Bir renk cümbüşüdür Göztepe.
Öyle ki, yüzümüze renk katar.
***
Nereden,nasıl, hangi vasıfla, hangi özgeçmişle, hangi kariyerle, hangi başarıyla olduğu belli olmayan birisi teknik direktör olarak gelir.
Önce boğazımıza bir şey düğümlenir, ama kötü düşünmek istemeyiz, olacakları görür ama kendimize yediremeyiz.
Her sene, her devre arası yaptığımız gibi 'belki de hayırlısı' olur deriz.
Bir de Göztepe formalı eski fotoğrafları çıkar meydana, yüzümüz aydınlanır.
Sonra bir bakarız ki o kişi,sanki hiç oynamamış Göztepe'de, öğrenmemiş taraftarını, tanımamış camiasını.
Korkar da korkar, çekinir de çekinir rakiplerden. 1-0 olsun benim olsun zihniyetine girer.

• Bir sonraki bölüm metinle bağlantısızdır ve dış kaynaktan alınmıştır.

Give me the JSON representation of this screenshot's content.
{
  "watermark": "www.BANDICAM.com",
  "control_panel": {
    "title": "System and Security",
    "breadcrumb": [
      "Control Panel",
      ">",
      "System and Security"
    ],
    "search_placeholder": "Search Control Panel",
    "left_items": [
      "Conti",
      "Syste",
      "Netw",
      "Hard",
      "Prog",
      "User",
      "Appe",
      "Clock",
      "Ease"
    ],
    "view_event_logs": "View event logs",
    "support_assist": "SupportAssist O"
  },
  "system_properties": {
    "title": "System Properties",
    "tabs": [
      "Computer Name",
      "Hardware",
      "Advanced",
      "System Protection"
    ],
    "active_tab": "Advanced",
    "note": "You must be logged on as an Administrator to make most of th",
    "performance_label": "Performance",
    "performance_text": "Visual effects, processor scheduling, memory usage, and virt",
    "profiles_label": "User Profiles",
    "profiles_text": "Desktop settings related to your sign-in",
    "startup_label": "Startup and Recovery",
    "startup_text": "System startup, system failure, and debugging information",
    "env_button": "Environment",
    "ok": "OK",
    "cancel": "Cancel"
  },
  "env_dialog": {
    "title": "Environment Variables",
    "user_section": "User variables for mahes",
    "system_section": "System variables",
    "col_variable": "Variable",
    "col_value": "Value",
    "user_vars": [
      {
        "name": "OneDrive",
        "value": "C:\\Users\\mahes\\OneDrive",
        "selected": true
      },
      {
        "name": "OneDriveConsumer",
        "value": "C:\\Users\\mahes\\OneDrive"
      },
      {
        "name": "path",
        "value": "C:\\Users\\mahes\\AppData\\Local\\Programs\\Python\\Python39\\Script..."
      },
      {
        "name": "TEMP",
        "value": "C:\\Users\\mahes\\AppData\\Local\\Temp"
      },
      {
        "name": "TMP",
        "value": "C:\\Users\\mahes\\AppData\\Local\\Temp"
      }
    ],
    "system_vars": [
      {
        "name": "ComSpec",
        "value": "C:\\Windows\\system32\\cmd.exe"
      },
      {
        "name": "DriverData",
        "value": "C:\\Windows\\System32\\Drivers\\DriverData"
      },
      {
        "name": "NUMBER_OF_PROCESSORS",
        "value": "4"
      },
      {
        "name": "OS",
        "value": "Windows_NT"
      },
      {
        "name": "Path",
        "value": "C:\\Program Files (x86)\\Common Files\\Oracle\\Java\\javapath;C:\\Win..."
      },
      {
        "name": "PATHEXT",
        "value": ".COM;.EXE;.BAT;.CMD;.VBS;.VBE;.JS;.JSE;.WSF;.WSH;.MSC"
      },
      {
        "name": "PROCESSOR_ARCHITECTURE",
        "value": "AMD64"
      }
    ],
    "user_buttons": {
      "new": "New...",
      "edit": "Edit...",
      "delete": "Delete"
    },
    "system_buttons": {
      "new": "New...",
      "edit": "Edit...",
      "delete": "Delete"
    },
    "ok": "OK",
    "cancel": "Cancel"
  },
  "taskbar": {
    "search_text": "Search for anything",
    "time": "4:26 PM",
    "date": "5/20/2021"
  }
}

Çünkü aslında olunmaz iki sene Göztepe'de oynamakla Göztepeli, düşün(e)mez insan kaptanlık bandını taksa da Göztepeli gibi...
Aydınlanan o yüzler, kapkara olur bir anda.
***
Devre arası kim olduğu belli olmayan, gerçekten topçu mu izliyor yoksa menajerlik oyunu oynayarak oyuncu mu öneriyor halen anlaşılamayan kişiler bir fiyaskoya daha imza atar.
Başkan onaylı, teknik direktör destekli fiyaskolar Gürsel'lerin, Halil'lerin, Nevzat'ların formasını sırtına geçirir.
Sağlam kulübe kapak atılmış,attırılmış rahatlanılmıştır.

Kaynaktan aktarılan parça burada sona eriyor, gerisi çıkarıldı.